Proper preparation of this nutrient dense food is essential.   To begin, your source of meat is crucial.  The priority is pasture-raised, grass-fed and finished animals.  We are what we eat and the same goes for the animals that we consume.   For the most nutrient dense meat source, you’ll want to be extremely selective from the start.    Next, use organic vegetables and spices as they offer the greatest nutrient content thus attributing optimal sources for our body’s absorption.   Choose a non-chlorinated water such as spring water, reverse osmosis water, well water, or purified water.    Lastly, adding an acid like vinegar encourages the extraction of the minerals from you meat source.

Time rounds up your ingredient list.   If you’re looking to make stock or bone broth, utilizing your crock pot will allow you to fix-and-forget the cooking process while also conserving energy.   If you use the cooktop method, you’ll notice there will be a white scum that surfaces during the boiling process.   While this is not harmful, it doesn’t look desirable in your finished product so removing it is recommended.

Once finished, divide among quart or pint-sized glass mason jars and store in the refrigerator.   As it cools, you’ll see the how gelatinous your finished product is.   More than likely the fat will rise to the top and create a seal around your broth or stock, which will help contribute to the preservation of your broth, stock or bone broth. 

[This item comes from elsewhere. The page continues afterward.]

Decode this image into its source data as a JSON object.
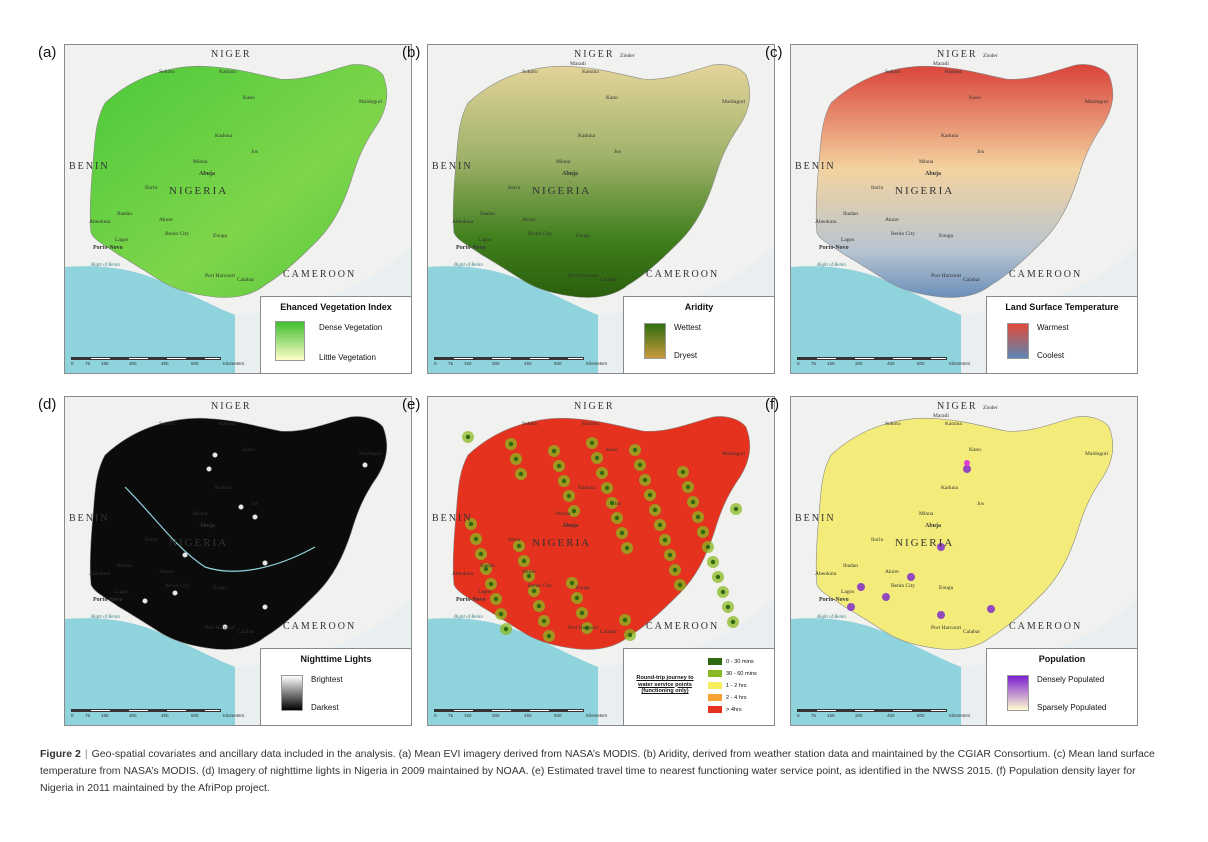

Next time you enjoy a whole roasted chicken or turkey, don’t throw away the bones.  Take just a few minutes to follow on the recipes below to create your own nutrient dense broth, stock or bone broth to boost your immune system, strengthen your gut health and enhance the flavor of your next recipe. 

Basic Broth Recipe

  1. Place the meaty bones in a large stock-pot and cover with filtered water.
  2. Bring to a boil and allow to cook for 10 minutes.  Skim and discard any white foam that surfaces. 
  3. Reduce heat to a simmer and cover.  Continue until meat is cooked, approximately 2-3 hours.
  4. Using a colander, strain the meat and bones to yield a delicious and nourishing broth. Add good quality salt (such as Himalayan, Celtic or REAL salt) and spices for flavor.
  5. Divide the broth into glass mason jars and refrigerate for up to 7 days or freeze for several months. 
  6. Reserve the bones to make in the next recipe.

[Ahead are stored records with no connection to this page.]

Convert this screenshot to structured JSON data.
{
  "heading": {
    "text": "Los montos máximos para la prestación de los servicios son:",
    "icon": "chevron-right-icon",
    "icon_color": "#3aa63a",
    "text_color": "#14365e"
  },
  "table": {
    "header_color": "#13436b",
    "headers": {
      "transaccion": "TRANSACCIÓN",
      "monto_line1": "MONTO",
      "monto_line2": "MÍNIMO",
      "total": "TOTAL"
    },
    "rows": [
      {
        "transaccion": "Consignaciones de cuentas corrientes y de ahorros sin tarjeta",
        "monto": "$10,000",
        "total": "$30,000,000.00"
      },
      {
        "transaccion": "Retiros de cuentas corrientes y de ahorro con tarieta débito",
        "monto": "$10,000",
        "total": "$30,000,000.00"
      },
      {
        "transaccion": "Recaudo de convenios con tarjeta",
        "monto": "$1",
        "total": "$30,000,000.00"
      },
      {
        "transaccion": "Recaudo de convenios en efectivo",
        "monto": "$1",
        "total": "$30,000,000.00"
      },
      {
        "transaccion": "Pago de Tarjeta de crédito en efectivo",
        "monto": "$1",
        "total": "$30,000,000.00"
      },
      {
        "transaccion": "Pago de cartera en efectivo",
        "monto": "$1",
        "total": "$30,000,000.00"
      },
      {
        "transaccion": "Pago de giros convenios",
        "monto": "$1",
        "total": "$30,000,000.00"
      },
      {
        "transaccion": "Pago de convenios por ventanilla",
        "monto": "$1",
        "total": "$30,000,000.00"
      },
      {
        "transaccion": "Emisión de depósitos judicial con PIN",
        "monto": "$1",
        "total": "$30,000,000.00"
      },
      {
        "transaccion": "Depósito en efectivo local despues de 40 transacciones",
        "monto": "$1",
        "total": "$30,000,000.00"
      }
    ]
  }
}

CROCK POT BONE BROTH RECIPE

Bones from broth recipe

8 cups filtered water

2 Tablespoons vinegar

1 large onion, coarsely chopped

2 carrots, scrubbed and coarsely chopped (peeling isn’t necessary)

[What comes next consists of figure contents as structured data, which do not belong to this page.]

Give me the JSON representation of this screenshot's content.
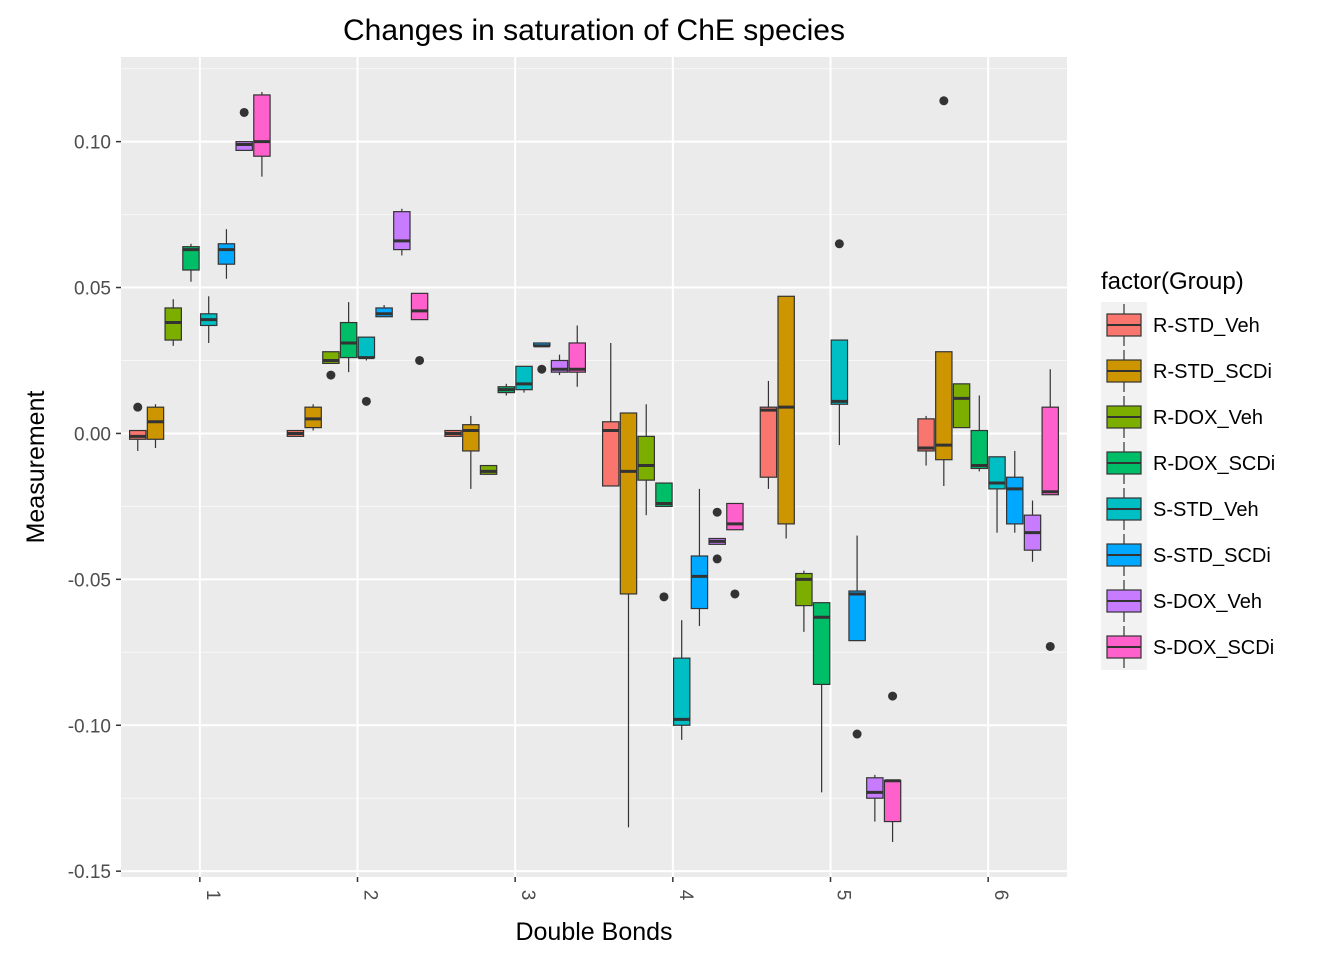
{
  "chart_data": {
    "type": "box",
    "title": "Changes in saturation of ChE species",
    "xlabel": "Double Bonds",
    "ylabel": "Measurement",
    "categories": [
      "1",
      "2",
      "3",
      "4",
      "5",
      "6"
    ],
    "ylim": [
      -0.152,
      0.129
    ],
    "yticks": [
      0.1,
      0.05,
      0.0,
      -0.05,
      -0.1,
      -0.15
    ],
    "ytick_labels": [
      "0.10",
      "0.05",
      "0.00",
      "-0.05",
      "-0.10",
      "-0.15"
    ],
    "grid": true,
    "legend_position": "right",
    "legend_title": "factor(Group)",
    "series": [
      {
        "name": "R-STD_Veh",
        "color": "#F8766D",
        "boxes": [
          {
            "min": -0.006,
            "q1": -0.002,
            "median": -0.001,
            "q3": 0.001,
            "max": 0.001,
            "outliers": [
              0.009
            ]
          },
          {
            "min": -0.001,
            "q1": -0.001,
            "median": 0.0,
            "q3": 0.001,
            "max": 0.001,
            "outliers": []
          },
          {
            "min": -0.001,
            "q1": -0.001,
            "median": 0.0,
            "q3": 0.001,
            "max": 0.001,
            "outliers": []
          },
          {
            "min": -0.018,
            "q1": -0.018,
            "median": 0.001,
            "q3": 0.004,
            "max": 0.031,
            "outliers": []
          },
          {
            "min": -0.019,
            "q1": -0.015,
            "median": 0.008,
            "q3": 0.009,
            "max": 0.018,
            "outliers": []
          },
          {
            "min": -0.011,
            "q1": -0.006,
            "median": -0.005,
            "q3": 0.005,
            "max": 0.006,
            "outliers": []
          }
        ]
      },
      {
        "name": "R-STD_SCDi",
        "color": "#CD9600",
        "boxes": [
          {
            "min": -0.005,
            "q1": -0.002,
            "median": 0.004,
            "q3": 0.009,
            "max": 0.01,
            "outliers": []
          },
          {
            "min": 0.001,
            "q1": 0.002,
            "median": 0.005,
            "q3": 0.009,
            "max": 0.01,
            "outliers": []
          },
          {
            "min": -0.019,
            "q1": -0.006,
            "median": 0.001,
            "q3": 0.003,
            "max": 0.006,
            "outliers": []
          },
          {
            "min": -0.135,
            "q1": -0.055,
            "median": -0.013,
            "q3": 0.007,
            "max": 0.007,
            "outliers": []
          },
          {
            "min": -0.036,
            "q1": -0.031,
            "median": 0.009,
            "q3": 0.047,
            "max": 0.047,
            "outliers": []
          },
          {
            "min": -0.018,
            "q1": -0.009,
            "median": -0.004,
            "q3": 0.028,
            "max": 0.028,
            "outliers": [
              0.114
            ]
          }
        ]
      },
      {
        "name": "R-DOX_Veh",
        "color": "#7CAE00",
        "boxes": [
          {
            "min": 0.03,
            "q1": 0.032,
            "median": 0.038,
            "q3": 0.043,
            "max": 0.046,
            "outliers": []
          },
          {
            "min": 0.024,
            "q1": 0.024,
            "median": 0.025,
            "q3": 0.028,
            "max": 0.028,
            "outliers": [
              0.02
            ]
          },
          {
            "min": -0.014,
            "q1": -0.014,
            "median": -0.013,
            "q3": -0.011,
            "max": -0.011,
            "outliers": []
          },
          {
            "min": -0.028,
            "q1": -0.016,
            "median": -0.011,
            "q3": -0.001,
            "max": 0.01,
            "outliers": []
          },
          {
            "min": -0.068,
            "q1": -0.059,
            "median": -0.05,
            "q3": -0.048,
            "max": -0.047,
            "outliers": []
          },
          {
            "min": 0.002,
            "q1": 0.002,
            "median": 0.012,
            "q3": 0.017,
            "max": 0.017,
            "outliers": []
          }
        ]
      },
      {
        "name": "R-DOX_SCDi",
        "color": "#00BE67",
        "boxes": [
          {
            "min": 0.052,
            "q1": 0.056,
            "median": 0.063,
            "q3": 0.064,
            "max": 0.065,
            "outliers": []
          },
          {
            "min": 0.021,
            "q1": 0.026,
            "median": 0.031,
            "q3": 0.038,
            "max": 0.045,
            "outliers": []
          },
          {
            "min": 0.013,
            "q1": 0.014,
            "median": 0.015,
            "q3": 0.016,
            "max": 0.017,
            "outliers": []
          },
          {
            "min": -0.025,
            "q1": -0.025,
            "median": -0.024,
            "q3": -0.017,
            "max": -0.017,
            "outliers": [
              -0.056
            ]
          },
          {
            "min": -0.123,
            "q1": -0.086,
            "median": -0.063,
            "q3": -0.058,
            "max": -0.058,
            "outliers": []
          },
          {
            "min": -0.013,
            "q1": -0.012,
            "median": -0.011,
            "q3": 0.001,
            "max": 0.013,
            "outliers": []
          }
        ]
      },
      {
        "name": "S-STD_Veh",
        "color": "#00BFC4",
        "boxes": [
          {
            "min": 0.031,
            "q1": 0.037,
            "median": 0.039,
            "q3": 0.041,
            "max": 0.047,
            "outliers": []
          },
          {
            "min": 0.025,
            "q1": 0.026,
            "median": 0.026,
            "q3": 0.033,
            "max": 0.033,
            "outliers": [
              0.011
            ]
          },
          {
            "min": 0.014,
            "q1": 0.015,
            "median": 0.017,
            "q3": 0.023,
            "max": 0.023,
            "outliers": []
          },
          {
            "min": -0.105,
            "q1": -0.1,
            "median": -0.098,
            "q3": -0.077,
            "max": -0.064,
            "outliers": []
          },
          {
            "min": -0.004,
            "q1": 0.01,
            "median": 0.011,
            "q3": 0.032,
            "max": 0.032,
            "outliers": [
              0.065
            ]
          },
          {
            "min": -0.034,
            "q1": -0.019,
            "median": -0.017,
            "q3": -0.008,
            "max": -0.008,
            "outliers": []
          }
        ]
      },
      {
        "name": "S-STD_SCDi",
        "color": "#00A9FF",
        "boxes": [
          {
            "min": 0.053,
            "q1": 0.058,
            "median": 0.063,
            "q3": 0.065,
            "max": 0.07,
            "outliers": []
          },
          {
            "min": 0.04,
            "q1": 0.04,
            "median": 0.041,
            "q3": 0.043,
            "max": 0.044,
            "outliers": []
          },
          {
            "min": 0.03,
            "q1": 0.03,
            "median": 0.03,
            "q3": 0.031,
            "max": 0.031,
            "outliers": [
              0.022
            ]
          },
          {
            "min": -0.066,
            "q1": -0.06,
            "median": -0.049,
            "q3": -0.042,
            "max": -0.019,
            "outliers": []
          },
          {
            "min": -0.071,
            "q1": -0.071,
            "median": -0.055,
            "q3": -0.054,
            "max": -0.035,
            "outliers": [
              -0.103
            ]
          },
          {
            "min": -0.034,
            "q1": -0.031,
            "median": -0.019,
            "q3": -0.015,
            "max": -0.006,
            "outliers": []
          }
        ]
      },
      {
        "name": "S-DOX_Veh",
        "color": "#C77CFF",
        "boxes": [
          {
            "min": 0.097,
            "q1": 0.097,
            "median": 0.099,
            "q3": 0.1,
            "max": 0.1,
            "outliers": [
              0.11
            ]
          },
          {
            "min": 0.061,
            "q1": 0.063,
            "median": 0.066,
            "q3": 0.076,
            "max": 0.077,
            "outliers": []
          },
          {
            "min": 0.02,
            "q1": 0.021,
            "median": 0.022,
            "q3": 0.025,
            "max": 0.027,
            "outliers": []
          },
          {
            "min": -0.038,
            "q1": -0.038,
            "median": -0.037,
            "q3": -0.036,
            "max": -0.036,
            "outliers": [
              -0.027,
              -0.043
            ]
          },
          {
            "min": -0.133,
            "q1": -0.125,
            "median": -0.123,
            "q3": -0.118,
            "max": -0.117,
            "outliers": []
          },
          {
            "min": -0.044,
            "q1": -0.04,
            "median": -0.034,
            "q3": -0.028,
            "max": -0.023,
            "outliers": []
          }
        ]
      },
      {
        "name": "S-DOX_SCDi",
        "color": "#FF61CC",
        "boxes": [
          {
            "min": 0.088,
            "q1": 0.095,
            "median": 0.1,
            "q3": 0.116,
            "max": 0.117,
            "outliers": []
          },
          {
            "min": 0.039,
            "q1": 0.039,
            "median": 0.042,
            "q3": 0.048,
            "max": 0.048,
            "outliers": [
              0.025
            ]
          },
          {
            "min": 0.016,
            "q1": 0.021,
            "median": 0.022,
            "q3": 0.031,
            "max": 0.037,
            "outliers": []
          },
          {
            "min": -0.033,
            "q1": -0.033,
            "median": -0.031,
            "q3": -0.024,
            "max": -0.024,
            "outliers": [
              -0.055
            ]
          },
          {
            "min": -0.14,
            "q1": -0.133,
            "median": -0.119,
            "q3": -0.119,
            "max": -0.119,
            "outliers": [
              -0.09
            ]
          },
          {
            "min": -0.021,
            "q1": -0.021,
            "median": -0.02,
            "q3": 0.009,
            "max": 0.022,
            "outliers": [
              -0.073
            ]
          }
        ]
      }
    ]
  }
}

3 celery stalks, coarsely chopped

Fresh parsley, chopped

  1. Place all the ingredients (except parsley) into a large crock pot. 
  2. Turn on low and cook for 12-24 hours.   Add in parsley about 10 minutes before finished (to impart additional mineral ions into the broth).
  3. Strain the broth and discard the bones and veggies.  
  4. Store in glass in refrigerator for up to 7 days or freeze for several months.